Dacre Wynne! And here! Impossible, and yet the name was too uncommon for it to be a different person from the man who always seemed somehow to turn up wherever he, Merriton, might chance to be. Sort of a fateful affinity. Good friends and all that, but somehow the things he always wanted, Dacre Wynne had invariably come by just beforehand. There was much more than friendly rivalry in their acquaintanceship. And once, as mere youngsters of seventeen and eighteen, there had been a girl, his girl, until Dacre came and took her with that masterful way of his. There was something brutally over-powering about Dacre, hard as granite, forceful, magnetic. To Nigel's young, clean, wholesome mind, little given to morbid imaginings as it was, it had almost seemed as if their two spirits were in some stifling stranglehold together, wrapt about and intertwined by a hand operating by means of some unknown medium. And now to find him here in his hour of happiness. Was this close, uncomfortable companionship of the spirit to be forced on him again? If Wynne were present he felt he would be powerless to avoid it.
"Do you know Dacre Wynne?" he asked, his voice betraying an emotion that was almost fear.
'Toinette Brellier glanced at her uncle, hesitated, and then murmured: "Yes—I—do.
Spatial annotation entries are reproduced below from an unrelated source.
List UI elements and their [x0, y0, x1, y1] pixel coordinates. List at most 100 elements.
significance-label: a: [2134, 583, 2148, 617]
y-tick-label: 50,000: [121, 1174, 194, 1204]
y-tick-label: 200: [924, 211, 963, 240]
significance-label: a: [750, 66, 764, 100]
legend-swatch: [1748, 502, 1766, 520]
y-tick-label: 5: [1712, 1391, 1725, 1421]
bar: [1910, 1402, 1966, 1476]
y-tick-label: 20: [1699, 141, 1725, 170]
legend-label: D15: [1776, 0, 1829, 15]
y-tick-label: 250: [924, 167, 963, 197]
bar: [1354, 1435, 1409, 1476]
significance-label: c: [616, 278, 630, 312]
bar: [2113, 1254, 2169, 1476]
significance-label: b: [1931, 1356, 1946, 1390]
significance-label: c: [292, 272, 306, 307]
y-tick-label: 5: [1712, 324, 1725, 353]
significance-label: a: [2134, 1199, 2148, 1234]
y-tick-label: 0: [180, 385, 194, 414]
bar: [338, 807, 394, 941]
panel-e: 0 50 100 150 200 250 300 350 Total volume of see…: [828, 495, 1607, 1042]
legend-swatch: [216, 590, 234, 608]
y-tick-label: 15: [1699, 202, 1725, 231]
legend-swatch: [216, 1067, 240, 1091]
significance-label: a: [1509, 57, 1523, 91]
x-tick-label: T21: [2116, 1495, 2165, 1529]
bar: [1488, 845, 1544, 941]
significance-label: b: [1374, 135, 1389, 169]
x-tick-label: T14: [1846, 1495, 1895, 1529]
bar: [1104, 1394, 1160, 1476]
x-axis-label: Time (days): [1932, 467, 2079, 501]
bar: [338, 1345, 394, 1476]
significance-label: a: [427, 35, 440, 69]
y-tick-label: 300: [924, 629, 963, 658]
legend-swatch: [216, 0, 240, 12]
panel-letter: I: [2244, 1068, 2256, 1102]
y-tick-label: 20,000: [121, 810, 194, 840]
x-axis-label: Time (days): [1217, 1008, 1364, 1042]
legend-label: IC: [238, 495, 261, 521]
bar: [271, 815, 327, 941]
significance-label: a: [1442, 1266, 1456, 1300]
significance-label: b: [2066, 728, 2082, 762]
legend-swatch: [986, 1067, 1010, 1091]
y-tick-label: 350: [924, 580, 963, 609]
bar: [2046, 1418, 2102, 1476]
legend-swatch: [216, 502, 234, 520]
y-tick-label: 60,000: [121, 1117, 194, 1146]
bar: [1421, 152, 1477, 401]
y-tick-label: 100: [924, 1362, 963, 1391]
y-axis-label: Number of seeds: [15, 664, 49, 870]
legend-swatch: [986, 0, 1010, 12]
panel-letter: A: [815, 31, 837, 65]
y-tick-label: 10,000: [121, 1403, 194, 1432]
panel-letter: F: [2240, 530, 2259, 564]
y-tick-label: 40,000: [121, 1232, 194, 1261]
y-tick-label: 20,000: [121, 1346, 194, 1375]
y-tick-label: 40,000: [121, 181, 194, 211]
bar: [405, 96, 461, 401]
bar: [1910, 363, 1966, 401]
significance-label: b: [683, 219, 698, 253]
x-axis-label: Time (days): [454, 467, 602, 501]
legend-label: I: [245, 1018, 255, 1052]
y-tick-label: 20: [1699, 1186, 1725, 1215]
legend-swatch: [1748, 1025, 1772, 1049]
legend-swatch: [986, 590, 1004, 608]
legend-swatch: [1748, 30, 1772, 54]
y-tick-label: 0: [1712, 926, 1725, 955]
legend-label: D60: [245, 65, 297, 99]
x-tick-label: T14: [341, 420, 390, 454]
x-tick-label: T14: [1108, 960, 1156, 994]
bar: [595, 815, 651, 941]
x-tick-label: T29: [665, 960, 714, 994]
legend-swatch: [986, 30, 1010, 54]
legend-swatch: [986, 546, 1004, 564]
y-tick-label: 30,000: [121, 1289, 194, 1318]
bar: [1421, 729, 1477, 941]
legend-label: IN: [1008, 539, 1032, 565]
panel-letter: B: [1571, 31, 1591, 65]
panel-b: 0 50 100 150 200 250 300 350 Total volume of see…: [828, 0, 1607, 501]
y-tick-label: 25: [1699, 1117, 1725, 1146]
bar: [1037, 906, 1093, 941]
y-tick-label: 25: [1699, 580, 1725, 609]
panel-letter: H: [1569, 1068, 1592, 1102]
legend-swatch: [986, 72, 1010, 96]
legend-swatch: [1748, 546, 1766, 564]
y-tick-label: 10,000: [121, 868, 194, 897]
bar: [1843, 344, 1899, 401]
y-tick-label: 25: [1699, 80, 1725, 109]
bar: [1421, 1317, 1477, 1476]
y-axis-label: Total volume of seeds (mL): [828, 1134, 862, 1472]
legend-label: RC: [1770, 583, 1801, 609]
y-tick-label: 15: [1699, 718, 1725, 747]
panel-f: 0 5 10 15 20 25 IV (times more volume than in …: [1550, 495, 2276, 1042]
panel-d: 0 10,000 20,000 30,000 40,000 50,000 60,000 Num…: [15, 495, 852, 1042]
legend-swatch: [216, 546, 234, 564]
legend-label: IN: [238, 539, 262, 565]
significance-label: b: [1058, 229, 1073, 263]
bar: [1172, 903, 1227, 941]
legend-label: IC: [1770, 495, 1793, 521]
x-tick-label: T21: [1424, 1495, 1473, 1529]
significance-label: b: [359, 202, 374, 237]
I didn't know you did, Nigel. He never spoke of you. I—he—you see he wants me, too, Nigel, and I am almost afraid to tell him—about us. But I—I have to see him. Shall I tell him?"
"Of course. Poor chap, I am sorry for him. Yes, I know him, 'Toinette. But I cannot say we are friends. You see, I—Oh, well, it doesn't matter."
But how much Dacre Wynne was to matter to him, and to 'Toinette, and to the public, and to far away Scotland Yard, and to the man of mystery, Hamilton Cleek, not they—nor any one else—could possibly tell.
They went into the long, cool drawing room together, and came upon Dacre Wynne, clad in riding things, and looking, just as Nigel remembered he always looked, very bronzed and big and handsome in a heavy way. His back was toward them and his eyes were upon a photo of 'Toinette that stood on a carved secrétaire. He wheeled at the sound of their footsteps and came forward, his face lighting with pleasure, his hand outstretched. Then he saw Merriton behind 'Toinette's tiny figure, and for a moment some of the pleasure went out of his eyes.
"Hello," he said. "However did you get to this part of the world? You always turn up like a bad penny.... What a time you've been 'Toinette!"
Merriton greeted him pleasantly, and 'Toinette's radiant eyes smiled up into his bronzed face.
"Have I?" she said, with a little embarrassed laugh. "Well, I have been out riding—with Nigel."